In March 2011 ProElite was rumored to be the unsuccessful second bidder against the UFC in an attempt to acquire rival MMA promotion Strikeforce. The offer was said to exceed 40 million dollars. Principals at ProElite immediately confirmed the companies intention to re enter the MMA live event promotional business as they had with the record breaking Kimbo Slice events on CBS.

Rumors immediately began circulating that ProElite was targeted as a strategic acquisition by either the UFC or an unidentified third party investor wishing to enter the MMA promotional space. PELE.PK stock jumped from .01 per share to more than .20 per share in two days as investors realized the stock routinely traded at $15 per share while ProElite was promoting live events.

In June 2011, Stratus Media Group secured a 95% ownership of ProElite. The group confirmed their intention to return to promoting mixed martial arts with former ICON owner T. Jay Thompson and former Strikeforce matchmaker Rich Chou brought on board to run the show. The company's return show took place on August 27, 2011 in Hawaii and streamed live on Sherdog.com.

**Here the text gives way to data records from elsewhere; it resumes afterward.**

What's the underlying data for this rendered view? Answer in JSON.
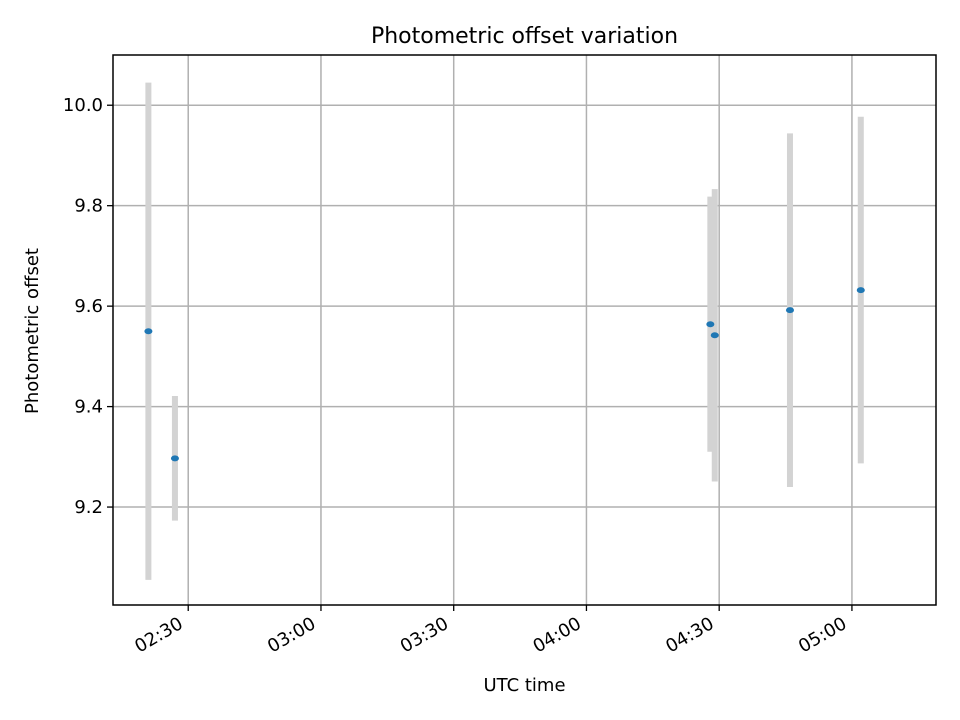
{
  "chart_data": {
    "type": "scatter",
    "title": "Photometric offset variation",
    "xlabel": "UTC time",
    "ylabel": "Photometric offset",
    "grid": true,
    "xlim": [
      "02:13",
      "05:19"
    ],
    "ylim": [
      9.005,
      10.1
    ],
    "xticks": [
      "02:30",
      "03:00",
      "03:30",
      "04:00",
      "04:30",
      "05:00"
    ],
    "yticks": [
      "9.2",
      "9.4",
      "9.6",
      "9.8",
      "10.0"
    ],
    "series": [
      {
        "marker_color": "#1f77b4",
        "errorbar_color": "#d3d3d3",
        "points": [
          {
            "x": "02:21",
            "y": 9.55,
            "ylow": 9.055,
            "yhigh": 10.045
          },
          {
            "x": "02:27",
            "y": 9.297,
            "ylow": 9.173,
            "yhigh": 9.421
          },
          {
            "x": "04:28",
            "y": 9.564,
            "ylow": 9.31,
            "yhigh": 9.818
          },
          {
            "x": "04:29",
            "y": 9.542,
            "ylow": 9.251,
            "yhigh": 9.833
          },
          {
            "x": "04:46",
            "y": 9.592,
            "ylow": 9.24,
            "yhigh": 9.944
          },
          {
            "x": "05:02",
            "y": 9.632,
            "ylow": 9.287,
            "yhigh": 9.977
          }
        ]
      }
    ]
  }
}
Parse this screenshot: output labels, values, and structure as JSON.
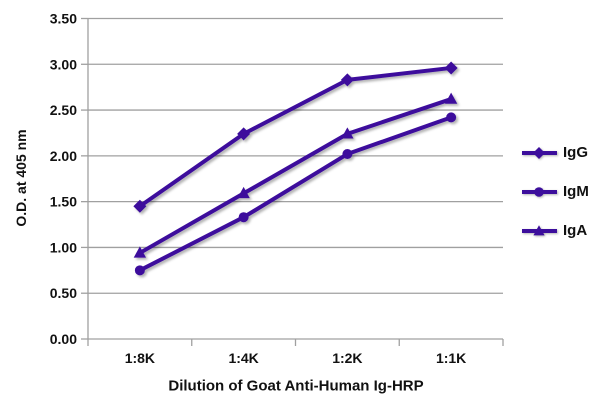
{
  "chart_data": {
    "type": "line",
    "title": "",
    "xlabel": "Dilution of Goat Anti-Human Ig-HRP",
    "ylabel": "O.D. at 405 nm",
    "categories": [
      "1:8K",
      "1:4K",
      "1:2K",
      "1:1K"
    ],
    "series": [
      {
        "name": "IgG",
        "marker": "diamond",
        "values": [
          1.45,
          2.24,
          2.83,
          2.96
        ]
      },
      {
        "name": "IgM",
        "marker": "circle",
        "values": [
          0.75,
          1.33,
          2.02,
          2.42
        ]
      },
      {
        "name": "IgA",
        "marker": "triangle",
        "values": [
          0.94,
          1.59,
          2.24,
          2.62
        ]
      }
    ],
    "ylim": [
      0,
      3.5
    ],
    "ytick_step": 0.5,
    "ytick_labels": [
      "0.00",
      "0.50",
      "1.00",
      "1.50",
      "2.00",
      "2.50",
      "3.00",
      "3.50"
    ],
    "grid": "horizontal",
    "legend_position": "right",
    "line_color": "#3C0E9C",
    "gridline_color": "#A0A0A0",
    "axis_color": "#A0A0A0",
    "text_color": "#111111",
    "background": "#FFFFFF"
  }
}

ProElite announced a partnership with DREAM to share fighters shortly before it went out of business. This partnership made possible a fight between Kendall Grove and Ikuhisa Minowa in ProElite 3 in early 2012. After this event ProElite has seemingly gone out of business.

==Events==

| Event | Date | Location | Venue | Broadcast |
|---|---|---|---|---|
| ProElite 3: Grove vs. Minowa | January 21, 2012 | Honolulu, Hawaii, United States | Neal S. Blaisdell Center | HDNet |
| ProElite 2: Big Guns | November 5, 2011 | Moline, Illinois, United States | iWireless Center | HDNet |
| ProElite: Arlovski vs. Lopez | August 27, 2011 | Honolulu, Hawaii, United States | Neal S. Blaisdell Center | Sherdog.com |

==Key people==
- T. Jay Thompson – Head of Fight Operations
- Rich Chou – Matchmaker

==Controversy==
As the company was established the man who initially had the idea to launch ProElite, Wallid Ismail, was pressured to have signed out all of his rights, with the other stakeholders gaining complete control over the startup.